In instances where only a small amount is being conserved, the design team may feel overwhelmed with all of the space and the different possibilities for installing a new emergency response operations system. With so many different routes available for bringing the new system into practice, there may be a surge of divergent thinking and communications regarding expanding on the ideas already developed, finding new ways to utilize the available space, and making revisions to the design. What matters most now is that the incoming system integrates the number of conserved elements, as designers will not find themselves in a blank space, tabula rasa. Something will always be conserved. As the new system is implemented, designers must know how much space it occupies and how much is expected to be conserved moving forward. There must be enough space to allow for adaptation, self-organization, innovation, and creativity, increasing the number of possibilities available to the system, variety, and diversity in thought and action, and increasing liberty throughout the new emergency response operations system.

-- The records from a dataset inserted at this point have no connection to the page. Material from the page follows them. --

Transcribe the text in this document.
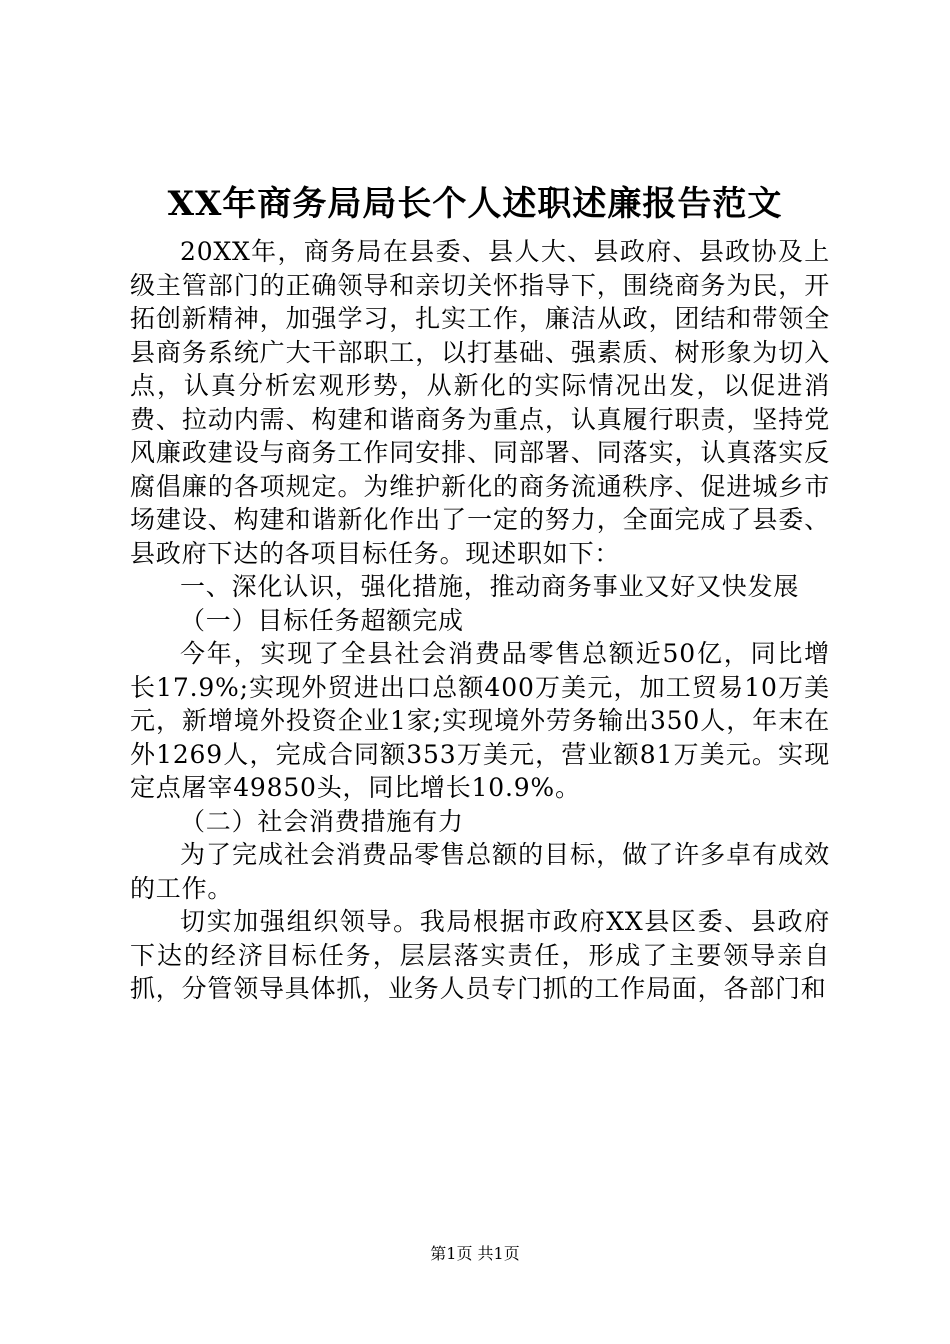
XX年商务局局长个人述职述廉报告范文

20XX年，商务局在县委、县人大、县政府、县政协及上级主管部门的正确领导和亲切关怀指导下，围绕商务为民，开拓创新精神，加强学习，扎实工作，廉洁从政，团结和带领全县商务系统广大干部职工，以打基础、强素质、树形象为切入点，认真分析宏观形势，从新化的实际情况出发，以促进消费、拉动内需、构建和谐商务为重点，认真履行职责，坚持党风廉政建设与商务工作同安排、同部署、同落实，认真落实反腐倡廉的各项规定。为维护新化的商务流通秩序、促进城乡市场建设、构建和谐新化作出了一定的努力，全面完成了县委、县政府下达的各项目标任务。现述职如下：

一、深化认识，强化措施，推动商务事业又好又快发展

（一）目标任务超额完成

今年，实现了全县社会消费品零售总额近50亿，同比增长17.9%;实现外贸进出口总额400万美元，加工贸易10万美元，新增境外投资企业1家;实现境外劳务输出350人，年末在外1269人，完成合同额353万美元，营业额81万美元。实现定点屠宰49850头，同比增长10.9%。

（二）社会消费措施有力

为了完成社会消费品零售总额的目标，做了许多卓有成效的工作。

切实加强组织领导。我局根据市政府XX县区委、县政府下达的经济目标任务，层层落实责任，形成了主要领导亲自抓，分管领导具体抓，业务人员专门抓的工作局面，各部门和

第1页 共1页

These desired elements belonging to the new system that arise through design must be given adequate space to be actualized and bring the emergency response operations system to its next state.
Conclusion
The above explored instances where minimal and total (or near total) conservation were the initial conditions for designing and using a new emergency response operation system. More conservation is related to less space for change, while less conservation opens up more space for change. To approach making a change in either setting, a transition pathway was established based on the emotions of love and aggression and was explored in depth, including a discussion of the nervous system and its role in emotions. The pathway also included how love could be used to engage with others in an expanding conversation to make room for any disagreements and help others see each other and their existence as legitimate. Perceived legitimacy of existence of the “other” is critical to moving forward when some deny new ways of approaching emergency response operations. The intent is to avoid goal-seeking language and mutual denial of existence and look for opportunities to cooperate, advance the emotion of love, and use objects, emotions, and language to provide a space where those in aggression can have realizations on their own. Additionally, the transition pathway is functional beyond total conservation and in situations of minimal conservation when the design team searches for additional space.
Incorporating a defined pathway for making change into a research project is critical. Exhaustively studying the problem will not reveal a way to make change and achieve what is desirable. However, a transition pathway such as the one presented here from the work of biologist Maturana requires study, contemplation, and design beyond problem analysis. They are two separate acts and likely two papers to be brought together when put into practice.